I stopped at a local bagel shop yesterday to pick up some of their fine homemade product for the long weekend. There are usually a few people sitting outside at the smoking tables; I call it the Old Dudes Club. These guys show up early, get their breakfast and coffee and then sit around and talk for hours.
Yesterday they were inside, still chowing down, and still talking. A South Florida July chases even the toughest old dudes indoors, I guess. Over time, I’ve caught snatches of their conversation as I’ve walked in, waited in line and left with my to-go bag of fresh bagels. Most of the talk is predictably about their health – operations, doctors, meds, and what hurts at the moment.
On the one hand, I get that these are, well, old dudes. They’ve been through hard work, hard wars, and hard life. They’ve earned their time in the breakfast club chair and maybe the right to commiserate. But I don’t want to end up like that. I don’t want to be one of those guys, complaining to anyone who will listen (mainly because they’ve lost the ability to move away) about how it hurts to get out of bed everyday, how it stinks to keep track of daily pills and how I’m not as (young, good-looking, fast) as I used to be.

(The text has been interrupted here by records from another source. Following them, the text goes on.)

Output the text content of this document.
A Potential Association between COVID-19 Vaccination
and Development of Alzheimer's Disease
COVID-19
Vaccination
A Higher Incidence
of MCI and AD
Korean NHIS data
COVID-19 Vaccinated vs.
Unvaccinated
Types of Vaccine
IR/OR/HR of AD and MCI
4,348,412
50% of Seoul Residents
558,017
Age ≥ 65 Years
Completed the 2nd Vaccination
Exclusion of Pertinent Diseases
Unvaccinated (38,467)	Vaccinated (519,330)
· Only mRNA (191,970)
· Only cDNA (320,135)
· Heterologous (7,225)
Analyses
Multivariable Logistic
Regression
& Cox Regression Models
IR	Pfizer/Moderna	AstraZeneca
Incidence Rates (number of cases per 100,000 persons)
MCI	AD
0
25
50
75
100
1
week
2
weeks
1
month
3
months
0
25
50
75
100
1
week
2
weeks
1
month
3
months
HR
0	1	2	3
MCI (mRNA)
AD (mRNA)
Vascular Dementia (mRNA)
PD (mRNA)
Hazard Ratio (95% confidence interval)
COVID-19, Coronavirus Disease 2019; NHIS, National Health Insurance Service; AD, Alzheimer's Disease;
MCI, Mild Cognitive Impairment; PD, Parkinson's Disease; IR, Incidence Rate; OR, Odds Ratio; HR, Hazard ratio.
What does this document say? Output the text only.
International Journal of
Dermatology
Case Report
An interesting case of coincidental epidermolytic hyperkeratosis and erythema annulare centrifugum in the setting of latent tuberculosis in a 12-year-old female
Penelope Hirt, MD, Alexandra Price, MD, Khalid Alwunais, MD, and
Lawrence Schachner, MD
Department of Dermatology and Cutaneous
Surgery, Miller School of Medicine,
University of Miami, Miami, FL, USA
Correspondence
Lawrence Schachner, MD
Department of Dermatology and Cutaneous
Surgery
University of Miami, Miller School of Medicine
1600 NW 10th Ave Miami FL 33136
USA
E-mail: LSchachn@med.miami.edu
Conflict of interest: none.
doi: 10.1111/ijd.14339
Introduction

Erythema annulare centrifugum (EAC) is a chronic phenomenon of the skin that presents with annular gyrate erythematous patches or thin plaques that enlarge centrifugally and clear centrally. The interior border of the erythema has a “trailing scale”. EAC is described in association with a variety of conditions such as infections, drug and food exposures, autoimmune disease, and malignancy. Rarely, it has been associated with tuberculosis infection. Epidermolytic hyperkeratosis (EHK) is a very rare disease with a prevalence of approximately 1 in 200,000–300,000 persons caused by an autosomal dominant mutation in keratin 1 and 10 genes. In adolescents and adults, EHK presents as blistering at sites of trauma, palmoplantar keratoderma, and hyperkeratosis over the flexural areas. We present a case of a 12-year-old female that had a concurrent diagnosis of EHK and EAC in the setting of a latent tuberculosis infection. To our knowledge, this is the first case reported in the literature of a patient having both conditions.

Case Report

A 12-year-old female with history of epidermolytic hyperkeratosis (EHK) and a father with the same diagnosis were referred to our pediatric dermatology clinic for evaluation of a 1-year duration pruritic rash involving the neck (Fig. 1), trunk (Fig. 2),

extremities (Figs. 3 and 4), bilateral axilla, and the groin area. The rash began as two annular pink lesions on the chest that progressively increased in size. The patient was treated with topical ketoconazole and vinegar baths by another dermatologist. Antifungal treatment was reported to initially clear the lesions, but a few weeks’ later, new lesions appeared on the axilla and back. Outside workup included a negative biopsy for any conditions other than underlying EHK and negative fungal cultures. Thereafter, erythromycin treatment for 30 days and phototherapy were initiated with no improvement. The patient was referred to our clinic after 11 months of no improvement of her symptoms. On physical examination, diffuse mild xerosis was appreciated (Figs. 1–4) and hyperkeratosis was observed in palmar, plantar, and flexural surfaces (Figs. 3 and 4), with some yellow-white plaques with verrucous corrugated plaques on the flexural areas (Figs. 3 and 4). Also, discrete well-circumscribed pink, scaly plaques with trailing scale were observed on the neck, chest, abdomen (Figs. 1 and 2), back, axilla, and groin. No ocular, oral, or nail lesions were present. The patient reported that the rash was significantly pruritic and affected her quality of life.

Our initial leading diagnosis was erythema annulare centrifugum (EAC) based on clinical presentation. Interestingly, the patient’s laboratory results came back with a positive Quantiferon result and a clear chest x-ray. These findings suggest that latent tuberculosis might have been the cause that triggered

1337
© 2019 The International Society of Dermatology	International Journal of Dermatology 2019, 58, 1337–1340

We live with a political administration whose leader actually thinks exercise will kill you. He has zero scientific evidence to back this statement, but frankly, it comes across as just one of the many nonsensical yips that emanate from the District of Columbia these days. I say defy the dudes, tune out the yips and forge ahead. At this point, I hurt when I get out of bed anyway, and even now, have to track pills daily. So it won’t get better with increasing age. I say find a goal and go for it. If you do sprint triathlons, train for an international. If you walk, train for a 5K. If you swim, train for a meet and swim a few 50s and 100s. It’s easy to sit back and cheer for others, as we do when we watch professional and Olympic sports on TV, or even our kids’ teams. Putting ourselves in a pair of running shoes, on a bike, behind home plate, on a soccer field or in a gym for the first time is a stomach-churning, catch-in-the-throat sensation. But the first time only happens one time. Then you are not one of those old dudes anymore.
I always thought the name for this blog, Notes for My Next Life, was just a name I came up with that would mean something someday. Someday has arrived. My Next Life starts in August, with a major life change in terms of my working career. I will pursue more freelance writing and other options, more athletic training and work part-time. How will it all work out? I’ll keep posting and let you know.